On entend souvent dire que les batteries de voitures électriques se dégradent à toute vitesse, rendant ces véhicules quasiment inutilisables après quelques années. La réalité, chiffres à l’appui, est nettement moins dramatique. Une étude publiée en 2025 par la société autrichienne Aviloo, spécialisée dans le diagnostic de batteries, apporte des données concrètes sur le vieillissement de 500 000 véhicules électriques testés à travers le monde depuis 2022. Parmi les modèles passés à la loupe : la Tesla Model 3 et la Tesla Model Y, deux références du marché que beaucoup envisagent d’acheter en occasion. Les résultats sont instructifs, parfois surprenants.

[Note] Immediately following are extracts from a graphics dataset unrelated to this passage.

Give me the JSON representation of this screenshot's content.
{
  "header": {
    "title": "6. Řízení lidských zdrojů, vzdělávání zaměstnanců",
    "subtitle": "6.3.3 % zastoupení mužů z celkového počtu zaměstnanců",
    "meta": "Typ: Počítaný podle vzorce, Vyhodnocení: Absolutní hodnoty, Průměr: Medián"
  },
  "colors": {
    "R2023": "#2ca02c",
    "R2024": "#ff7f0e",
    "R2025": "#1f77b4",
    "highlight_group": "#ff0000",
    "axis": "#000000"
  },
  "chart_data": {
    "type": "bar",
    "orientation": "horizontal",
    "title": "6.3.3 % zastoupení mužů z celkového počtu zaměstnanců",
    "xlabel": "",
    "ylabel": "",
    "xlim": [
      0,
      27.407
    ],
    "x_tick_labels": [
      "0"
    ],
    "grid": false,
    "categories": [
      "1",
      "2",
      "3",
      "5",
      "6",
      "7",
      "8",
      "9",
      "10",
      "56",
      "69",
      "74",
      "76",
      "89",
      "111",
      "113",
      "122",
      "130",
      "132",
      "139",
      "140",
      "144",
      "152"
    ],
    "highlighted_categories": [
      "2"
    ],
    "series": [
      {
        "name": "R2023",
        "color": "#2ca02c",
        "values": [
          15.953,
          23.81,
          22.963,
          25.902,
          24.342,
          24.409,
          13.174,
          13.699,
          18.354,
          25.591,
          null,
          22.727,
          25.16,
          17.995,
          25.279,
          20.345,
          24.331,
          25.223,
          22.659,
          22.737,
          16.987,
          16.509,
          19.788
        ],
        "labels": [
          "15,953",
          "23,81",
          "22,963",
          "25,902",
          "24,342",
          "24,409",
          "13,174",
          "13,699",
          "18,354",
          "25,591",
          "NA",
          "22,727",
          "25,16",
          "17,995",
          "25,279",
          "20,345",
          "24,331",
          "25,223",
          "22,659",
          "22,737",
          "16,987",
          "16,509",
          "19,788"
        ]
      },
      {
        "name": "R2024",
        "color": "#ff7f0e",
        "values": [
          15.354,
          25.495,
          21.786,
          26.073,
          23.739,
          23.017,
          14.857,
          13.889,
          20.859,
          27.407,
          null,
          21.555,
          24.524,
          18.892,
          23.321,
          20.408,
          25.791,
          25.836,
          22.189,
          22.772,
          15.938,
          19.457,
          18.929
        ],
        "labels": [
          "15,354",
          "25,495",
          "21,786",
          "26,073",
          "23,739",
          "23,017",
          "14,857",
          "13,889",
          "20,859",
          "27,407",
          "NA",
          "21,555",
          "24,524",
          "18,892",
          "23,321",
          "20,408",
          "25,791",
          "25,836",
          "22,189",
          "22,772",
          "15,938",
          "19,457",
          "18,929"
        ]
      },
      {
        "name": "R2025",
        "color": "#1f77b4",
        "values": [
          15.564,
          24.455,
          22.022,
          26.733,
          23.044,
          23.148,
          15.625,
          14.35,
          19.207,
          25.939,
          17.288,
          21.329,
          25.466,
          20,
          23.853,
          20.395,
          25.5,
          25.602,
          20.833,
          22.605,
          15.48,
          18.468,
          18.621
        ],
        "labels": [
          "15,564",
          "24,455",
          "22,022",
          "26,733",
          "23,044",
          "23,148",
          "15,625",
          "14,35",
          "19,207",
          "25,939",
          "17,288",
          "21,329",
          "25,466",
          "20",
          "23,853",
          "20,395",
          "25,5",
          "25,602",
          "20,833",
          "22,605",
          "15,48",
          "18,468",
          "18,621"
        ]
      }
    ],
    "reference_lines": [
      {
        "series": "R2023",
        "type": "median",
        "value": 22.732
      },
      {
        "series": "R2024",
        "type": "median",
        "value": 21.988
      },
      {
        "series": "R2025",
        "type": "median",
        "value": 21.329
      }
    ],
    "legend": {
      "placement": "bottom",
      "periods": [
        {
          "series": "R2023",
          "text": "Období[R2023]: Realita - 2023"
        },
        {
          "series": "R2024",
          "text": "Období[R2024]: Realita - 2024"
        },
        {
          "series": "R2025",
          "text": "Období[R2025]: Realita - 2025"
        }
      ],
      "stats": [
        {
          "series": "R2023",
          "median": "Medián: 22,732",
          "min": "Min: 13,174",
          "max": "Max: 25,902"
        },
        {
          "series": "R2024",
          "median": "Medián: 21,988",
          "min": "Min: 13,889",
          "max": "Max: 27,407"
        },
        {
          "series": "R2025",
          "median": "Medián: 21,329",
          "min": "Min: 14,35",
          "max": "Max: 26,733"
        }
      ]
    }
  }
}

Une méthodologie sérieuse pour des données enfin fiables

Aviloo a concentré son analyse sur 20 modèles populaires, en mesurant l’état de santé de la batterie — exprimé en pourcentage de la capacité utile d’origine encore disponible — à trois kilométrages précis : 50 000 km, 100 000 km et 150 000 km. Ce score de santé est un indicateur direct de l’autonomie restante par rapport aux spécifications d’origine du véhicule. Plus il est élevé, moins vous avez perdu de portée réelle au quotidien.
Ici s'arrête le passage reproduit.